One of her first jobs was for Walter Landor, a well-known packing company executive.
“He had an old ferry boat he moved from Seattle to Pier 5 in San Francisco,” she said. “That’s where his office was. We just got use to the rocking back and forth with the waves. Sometimes stuff would just slide off our desks. The chairs would float across the room and the file cabinet drawers would swing open.”
As she out grew a job, she’d move on to another one that was more challenging. She stayed working in California until 2000 when she moved to New York where she worked for an architectural firm in Manhattan as its bookkeeper. She moved up to a position as a controller, and then went to work for an accounting company where she added human resource skills to her repertoire.
She eventually moved back to California to care for her aging mother and. in 2007, moved back to the Seattle area.
“I didn’t want to live in Seattle,” she said. “I thought Port Orchard sounded like a great place. But I’d never been there.”
She began looking for house and ended up falling in love with a condo in Kingston. Soon she went back to work as an accountant for William Boeing Jr., who just died in January. She oversaw his personal accounts and his business interests until last October, a job that included a two- to three- hour commute each way.
“I’d get on the bus in Kingston at 6 in the morning and go to Bainbridge Island and take the ferry to downtown Seattle to the office,” she said. “And every night I’d do that in reverse.”
After four years of that commute, she decided to stay home and find clients on her own.
One of the most challenging jobs she’s had as an independent consultant was helping a friend with years and boxes of business papers.
“Her husband was a general contractor,” Hageman said. “He died very suddenly and she was left with 10 years of paperwork and and 10 years of tax returns that hadn’t been filed.”

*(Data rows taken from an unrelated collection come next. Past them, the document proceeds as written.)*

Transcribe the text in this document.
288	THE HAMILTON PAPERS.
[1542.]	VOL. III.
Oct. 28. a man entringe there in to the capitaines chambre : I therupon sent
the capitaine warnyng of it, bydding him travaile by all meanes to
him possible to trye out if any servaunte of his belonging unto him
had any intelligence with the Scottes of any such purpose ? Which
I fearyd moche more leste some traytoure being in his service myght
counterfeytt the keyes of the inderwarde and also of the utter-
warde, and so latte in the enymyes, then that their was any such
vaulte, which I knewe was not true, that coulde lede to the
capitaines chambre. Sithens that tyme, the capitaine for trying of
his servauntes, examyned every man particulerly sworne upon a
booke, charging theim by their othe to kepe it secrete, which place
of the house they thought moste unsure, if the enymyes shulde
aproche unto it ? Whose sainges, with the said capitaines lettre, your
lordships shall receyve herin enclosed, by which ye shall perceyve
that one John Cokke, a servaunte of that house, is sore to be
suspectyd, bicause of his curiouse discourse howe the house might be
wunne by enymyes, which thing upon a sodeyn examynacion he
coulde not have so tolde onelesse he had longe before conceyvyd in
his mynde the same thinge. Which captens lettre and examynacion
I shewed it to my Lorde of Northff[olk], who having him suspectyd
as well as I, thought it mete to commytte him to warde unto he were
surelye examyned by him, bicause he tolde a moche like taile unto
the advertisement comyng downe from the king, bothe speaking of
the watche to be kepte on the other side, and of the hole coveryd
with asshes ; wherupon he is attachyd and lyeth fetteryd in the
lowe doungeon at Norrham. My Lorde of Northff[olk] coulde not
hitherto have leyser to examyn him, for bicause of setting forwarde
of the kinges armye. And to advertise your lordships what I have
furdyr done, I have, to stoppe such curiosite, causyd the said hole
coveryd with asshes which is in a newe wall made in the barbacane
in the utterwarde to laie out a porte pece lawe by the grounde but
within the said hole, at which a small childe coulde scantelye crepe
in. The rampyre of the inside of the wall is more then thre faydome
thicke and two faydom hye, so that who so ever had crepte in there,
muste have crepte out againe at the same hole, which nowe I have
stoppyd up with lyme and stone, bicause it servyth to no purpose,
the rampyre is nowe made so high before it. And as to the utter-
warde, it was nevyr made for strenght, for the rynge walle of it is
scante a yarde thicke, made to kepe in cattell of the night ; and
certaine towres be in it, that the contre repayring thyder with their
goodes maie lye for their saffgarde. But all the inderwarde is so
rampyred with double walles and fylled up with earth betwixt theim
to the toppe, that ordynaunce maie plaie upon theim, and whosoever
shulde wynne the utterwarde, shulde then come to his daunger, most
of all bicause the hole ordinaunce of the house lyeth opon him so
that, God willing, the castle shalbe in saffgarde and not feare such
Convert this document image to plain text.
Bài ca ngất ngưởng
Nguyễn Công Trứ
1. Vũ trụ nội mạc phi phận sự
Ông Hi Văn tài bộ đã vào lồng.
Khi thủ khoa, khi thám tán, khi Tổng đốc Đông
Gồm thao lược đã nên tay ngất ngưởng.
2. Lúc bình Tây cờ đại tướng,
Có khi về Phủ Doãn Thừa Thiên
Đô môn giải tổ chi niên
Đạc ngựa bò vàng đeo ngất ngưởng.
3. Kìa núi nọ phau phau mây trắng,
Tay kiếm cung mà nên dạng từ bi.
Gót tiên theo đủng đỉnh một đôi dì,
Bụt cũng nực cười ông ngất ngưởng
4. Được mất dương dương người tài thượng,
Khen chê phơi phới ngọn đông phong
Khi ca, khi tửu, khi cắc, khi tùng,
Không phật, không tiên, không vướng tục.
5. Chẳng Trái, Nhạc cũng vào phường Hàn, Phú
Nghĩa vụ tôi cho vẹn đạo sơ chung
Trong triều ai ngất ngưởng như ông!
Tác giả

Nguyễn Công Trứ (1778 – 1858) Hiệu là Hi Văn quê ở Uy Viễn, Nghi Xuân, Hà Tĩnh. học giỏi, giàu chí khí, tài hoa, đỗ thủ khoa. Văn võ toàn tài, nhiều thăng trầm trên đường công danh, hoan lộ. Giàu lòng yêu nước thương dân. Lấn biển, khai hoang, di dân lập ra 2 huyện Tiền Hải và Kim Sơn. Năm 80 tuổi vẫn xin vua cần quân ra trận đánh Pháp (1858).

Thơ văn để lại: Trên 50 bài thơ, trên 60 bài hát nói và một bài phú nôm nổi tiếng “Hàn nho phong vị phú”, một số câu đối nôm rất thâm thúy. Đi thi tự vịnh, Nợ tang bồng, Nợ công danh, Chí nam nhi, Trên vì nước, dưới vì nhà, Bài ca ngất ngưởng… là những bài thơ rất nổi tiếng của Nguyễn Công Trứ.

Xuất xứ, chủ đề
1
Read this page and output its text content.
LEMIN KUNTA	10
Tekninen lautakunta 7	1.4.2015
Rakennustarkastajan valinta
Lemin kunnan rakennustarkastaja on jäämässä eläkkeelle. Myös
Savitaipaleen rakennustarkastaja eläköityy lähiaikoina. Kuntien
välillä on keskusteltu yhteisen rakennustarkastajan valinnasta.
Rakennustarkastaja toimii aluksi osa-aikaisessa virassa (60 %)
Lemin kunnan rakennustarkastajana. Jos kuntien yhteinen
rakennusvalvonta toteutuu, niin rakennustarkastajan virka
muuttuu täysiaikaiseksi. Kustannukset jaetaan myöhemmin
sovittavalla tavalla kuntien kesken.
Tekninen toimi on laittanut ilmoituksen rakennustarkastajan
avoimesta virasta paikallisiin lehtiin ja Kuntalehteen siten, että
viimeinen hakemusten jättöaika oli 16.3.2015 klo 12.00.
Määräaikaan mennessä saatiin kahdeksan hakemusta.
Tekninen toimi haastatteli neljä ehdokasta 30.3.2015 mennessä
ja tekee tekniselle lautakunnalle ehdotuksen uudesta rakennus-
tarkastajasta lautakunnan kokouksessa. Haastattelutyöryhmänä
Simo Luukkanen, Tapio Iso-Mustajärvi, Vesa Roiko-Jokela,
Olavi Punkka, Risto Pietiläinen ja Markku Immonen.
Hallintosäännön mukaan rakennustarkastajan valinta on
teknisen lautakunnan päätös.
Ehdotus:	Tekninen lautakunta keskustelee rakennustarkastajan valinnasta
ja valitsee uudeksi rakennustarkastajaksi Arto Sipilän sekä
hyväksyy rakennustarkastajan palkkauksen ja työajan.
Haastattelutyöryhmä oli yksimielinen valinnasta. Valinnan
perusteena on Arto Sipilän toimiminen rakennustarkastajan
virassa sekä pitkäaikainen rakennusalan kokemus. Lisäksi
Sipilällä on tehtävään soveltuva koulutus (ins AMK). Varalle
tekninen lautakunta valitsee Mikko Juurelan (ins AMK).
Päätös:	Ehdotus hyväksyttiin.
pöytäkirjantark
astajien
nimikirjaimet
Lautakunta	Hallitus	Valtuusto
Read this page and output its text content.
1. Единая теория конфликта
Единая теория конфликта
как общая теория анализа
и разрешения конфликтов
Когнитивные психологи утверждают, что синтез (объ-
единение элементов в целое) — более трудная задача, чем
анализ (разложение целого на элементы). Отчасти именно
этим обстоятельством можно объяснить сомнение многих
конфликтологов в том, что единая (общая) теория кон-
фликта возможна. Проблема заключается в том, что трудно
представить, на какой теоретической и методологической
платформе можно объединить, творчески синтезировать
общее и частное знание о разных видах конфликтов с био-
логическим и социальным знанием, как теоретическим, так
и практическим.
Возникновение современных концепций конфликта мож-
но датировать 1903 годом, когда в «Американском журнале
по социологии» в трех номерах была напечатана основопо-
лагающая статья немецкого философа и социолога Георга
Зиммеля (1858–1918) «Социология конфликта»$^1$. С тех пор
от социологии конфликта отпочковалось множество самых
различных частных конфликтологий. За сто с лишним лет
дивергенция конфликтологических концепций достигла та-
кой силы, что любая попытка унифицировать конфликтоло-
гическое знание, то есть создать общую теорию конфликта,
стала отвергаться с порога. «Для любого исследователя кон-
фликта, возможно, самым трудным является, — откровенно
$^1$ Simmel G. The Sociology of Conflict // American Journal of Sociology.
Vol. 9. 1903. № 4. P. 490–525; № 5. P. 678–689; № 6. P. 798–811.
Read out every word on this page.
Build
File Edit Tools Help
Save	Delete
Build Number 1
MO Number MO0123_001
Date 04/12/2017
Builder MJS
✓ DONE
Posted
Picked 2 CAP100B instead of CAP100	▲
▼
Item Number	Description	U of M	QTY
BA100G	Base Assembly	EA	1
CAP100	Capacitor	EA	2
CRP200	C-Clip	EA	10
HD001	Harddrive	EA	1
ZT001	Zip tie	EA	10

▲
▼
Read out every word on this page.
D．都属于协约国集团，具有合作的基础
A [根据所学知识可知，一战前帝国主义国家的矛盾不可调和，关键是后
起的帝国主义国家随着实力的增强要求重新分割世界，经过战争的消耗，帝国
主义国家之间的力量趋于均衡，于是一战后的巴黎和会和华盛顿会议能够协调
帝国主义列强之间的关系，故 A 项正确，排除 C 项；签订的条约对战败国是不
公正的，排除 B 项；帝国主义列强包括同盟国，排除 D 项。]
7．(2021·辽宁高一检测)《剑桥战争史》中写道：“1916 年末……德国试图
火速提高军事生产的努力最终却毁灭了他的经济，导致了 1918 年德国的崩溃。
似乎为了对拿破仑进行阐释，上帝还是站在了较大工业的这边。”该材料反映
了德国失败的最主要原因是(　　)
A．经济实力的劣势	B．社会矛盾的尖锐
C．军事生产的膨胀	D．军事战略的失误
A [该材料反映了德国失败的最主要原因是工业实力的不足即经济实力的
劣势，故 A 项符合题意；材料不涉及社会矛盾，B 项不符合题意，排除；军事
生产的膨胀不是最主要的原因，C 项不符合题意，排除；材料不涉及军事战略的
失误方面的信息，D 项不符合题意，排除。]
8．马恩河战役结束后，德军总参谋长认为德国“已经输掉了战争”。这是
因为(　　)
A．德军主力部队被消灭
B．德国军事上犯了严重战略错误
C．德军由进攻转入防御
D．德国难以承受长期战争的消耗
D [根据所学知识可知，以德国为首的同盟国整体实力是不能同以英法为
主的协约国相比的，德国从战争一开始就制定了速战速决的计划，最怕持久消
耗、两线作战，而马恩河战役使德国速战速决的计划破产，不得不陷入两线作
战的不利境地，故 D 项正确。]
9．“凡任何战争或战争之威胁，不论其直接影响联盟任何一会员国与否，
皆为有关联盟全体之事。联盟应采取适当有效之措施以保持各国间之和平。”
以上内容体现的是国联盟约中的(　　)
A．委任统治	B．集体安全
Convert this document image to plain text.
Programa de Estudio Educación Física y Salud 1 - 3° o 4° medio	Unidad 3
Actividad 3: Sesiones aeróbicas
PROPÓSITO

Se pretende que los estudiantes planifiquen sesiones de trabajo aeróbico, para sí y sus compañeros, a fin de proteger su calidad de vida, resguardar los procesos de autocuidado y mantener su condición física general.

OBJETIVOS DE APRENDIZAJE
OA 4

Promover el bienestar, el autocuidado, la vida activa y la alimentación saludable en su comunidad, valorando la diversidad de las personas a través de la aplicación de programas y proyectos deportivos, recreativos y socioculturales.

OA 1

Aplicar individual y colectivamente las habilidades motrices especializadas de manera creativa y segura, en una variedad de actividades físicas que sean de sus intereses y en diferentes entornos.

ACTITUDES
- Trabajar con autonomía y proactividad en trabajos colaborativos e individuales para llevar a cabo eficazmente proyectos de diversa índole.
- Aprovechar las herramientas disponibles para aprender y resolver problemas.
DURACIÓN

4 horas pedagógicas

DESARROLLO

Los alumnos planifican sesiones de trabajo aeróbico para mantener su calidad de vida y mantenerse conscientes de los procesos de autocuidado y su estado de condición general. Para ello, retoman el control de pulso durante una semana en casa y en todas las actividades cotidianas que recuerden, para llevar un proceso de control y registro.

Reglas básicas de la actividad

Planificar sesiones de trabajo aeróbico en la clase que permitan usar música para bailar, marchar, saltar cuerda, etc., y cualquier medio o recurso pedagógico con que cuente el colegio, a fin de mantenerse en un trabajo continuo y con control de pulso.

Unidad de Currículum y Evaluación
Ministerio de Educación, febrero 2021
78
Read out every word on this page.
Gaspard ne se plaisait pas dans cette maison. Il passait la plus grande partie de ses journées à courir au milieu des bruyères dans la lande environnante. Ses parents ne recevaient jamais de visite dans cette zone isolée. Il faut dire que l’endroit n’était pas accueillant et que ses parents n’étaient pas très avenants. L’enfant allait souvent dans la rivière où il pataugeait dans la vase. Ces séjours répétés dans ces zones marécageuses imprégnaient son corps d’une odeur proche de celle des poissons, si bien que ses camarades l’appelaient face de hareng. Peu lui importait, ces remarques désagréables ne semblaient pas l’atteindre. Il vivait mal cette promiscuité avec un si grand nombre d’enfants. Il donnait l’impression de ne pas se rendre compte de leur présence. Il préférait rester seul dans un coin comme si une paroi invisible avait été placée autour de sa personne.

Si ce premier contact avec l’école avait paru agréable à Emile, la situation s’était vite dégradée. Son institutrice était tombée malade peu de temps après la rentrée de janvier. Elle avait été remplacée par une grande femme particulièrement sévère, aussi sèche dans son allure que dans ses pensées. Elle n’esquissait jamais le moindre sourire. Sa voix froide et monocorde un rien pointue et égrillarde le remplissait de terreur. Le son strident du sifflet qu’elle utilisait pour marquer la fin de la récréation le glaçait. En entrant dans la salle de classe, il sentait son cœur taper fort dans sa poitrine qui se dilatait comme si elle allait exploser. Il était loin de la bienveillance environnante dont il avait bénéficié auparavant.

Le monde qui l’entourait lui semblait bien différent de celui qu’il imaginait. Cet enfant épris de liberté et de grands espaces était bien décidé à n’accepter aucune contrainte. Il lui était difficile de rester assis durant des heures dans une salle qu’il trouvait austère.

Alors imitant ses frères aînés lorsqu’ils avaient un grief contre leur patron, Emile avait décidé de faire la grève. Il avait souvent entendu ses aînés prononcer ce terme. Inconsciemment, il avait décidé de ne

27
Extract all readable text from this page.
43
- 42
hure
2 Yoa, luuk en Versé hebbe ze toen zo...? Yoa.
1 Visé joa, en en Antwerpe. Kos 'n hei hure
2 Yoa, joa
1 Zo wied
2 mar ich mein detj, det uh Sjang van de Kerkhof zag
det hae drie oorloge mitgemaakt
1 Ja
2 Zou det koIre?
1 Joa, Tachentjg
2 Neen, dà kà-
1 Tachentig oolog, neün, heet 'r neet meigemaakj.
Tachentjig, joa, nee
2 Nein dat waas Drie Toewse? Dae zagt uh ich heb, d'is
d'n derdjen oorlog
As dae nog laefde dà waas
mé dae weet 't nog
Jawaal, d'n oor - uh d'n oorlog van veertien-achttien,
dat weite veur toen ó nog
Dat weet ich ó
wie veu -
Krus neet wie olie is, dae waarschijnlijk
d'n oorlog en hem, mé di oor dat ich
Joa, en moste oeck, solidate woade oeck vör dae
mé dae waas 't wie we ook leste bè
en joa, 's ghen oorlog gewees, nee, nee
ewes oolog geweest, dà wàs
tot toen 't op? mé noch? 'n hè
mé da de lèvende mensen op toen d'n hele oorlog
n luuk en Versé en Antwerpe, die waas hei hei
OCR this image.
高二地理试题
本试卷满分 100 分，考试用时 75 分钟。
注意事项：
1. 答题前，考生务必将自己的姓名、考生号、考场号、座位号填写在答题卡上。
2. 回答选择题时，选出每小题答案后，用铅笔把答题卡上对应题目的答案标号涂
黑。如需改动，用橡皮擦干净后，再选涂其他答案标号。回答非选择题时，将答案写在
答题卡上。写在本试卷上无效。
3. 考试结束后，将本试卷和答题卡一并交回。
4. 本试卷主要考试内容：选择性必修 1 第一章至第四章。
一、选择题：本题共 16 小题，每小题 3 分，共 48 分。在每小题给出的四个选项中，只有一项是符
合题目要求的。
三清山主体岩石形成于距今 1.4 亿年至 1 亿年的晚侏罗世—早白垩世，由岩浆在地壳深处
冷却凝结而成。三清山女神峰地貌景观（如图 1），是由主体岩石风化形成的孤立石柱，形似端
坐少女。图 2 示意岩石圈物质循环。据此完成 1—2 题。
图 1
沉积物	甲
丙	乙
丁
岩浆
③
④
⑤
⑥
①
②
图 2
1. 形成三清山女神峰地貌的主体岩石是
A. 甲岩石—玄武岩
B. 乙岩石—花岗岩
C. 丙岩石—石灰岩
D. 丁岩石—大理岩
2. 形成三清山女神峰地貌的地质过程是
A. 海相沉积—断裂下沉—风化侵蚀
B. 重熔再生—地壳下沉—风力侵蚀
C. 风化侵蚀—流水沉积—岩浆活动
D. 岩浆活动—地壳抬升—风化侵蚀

It took Hageman about four months to reconstruct everything.
“Bank statements are like the skeleton,” she said. “They’ll tell you what you don’t know. It’s all about tearing it all apart and then putting it back together so it makes sense.”
Today, she has just a handful of clients and is building her business slowly. She’s experienced in QuickBooks Pro, Excel and Word. She’ll work on location or out of her home.
She hopes to be able to offer services to seniors — volunteering if needed — just to help them out.
Many times, seniors aren’t able, due to health or other reasons, to keep up with their mail, their bills and their bank statements, she said.
“I want to help them out when I can,” she said. “I love numbers that much.”
But she’s not all business. Hageman has many talents. She’s a member of the women’s singing group Lyrica in Port Orchard and also travels with that group.
She knits and sews and just recently made smocks for the students at her grandson’s day care. She has a daughter who lives in Massachusetts and a new granddaughter as well.
“I’m not all left-brained,” she said. “I have a creative side, too.”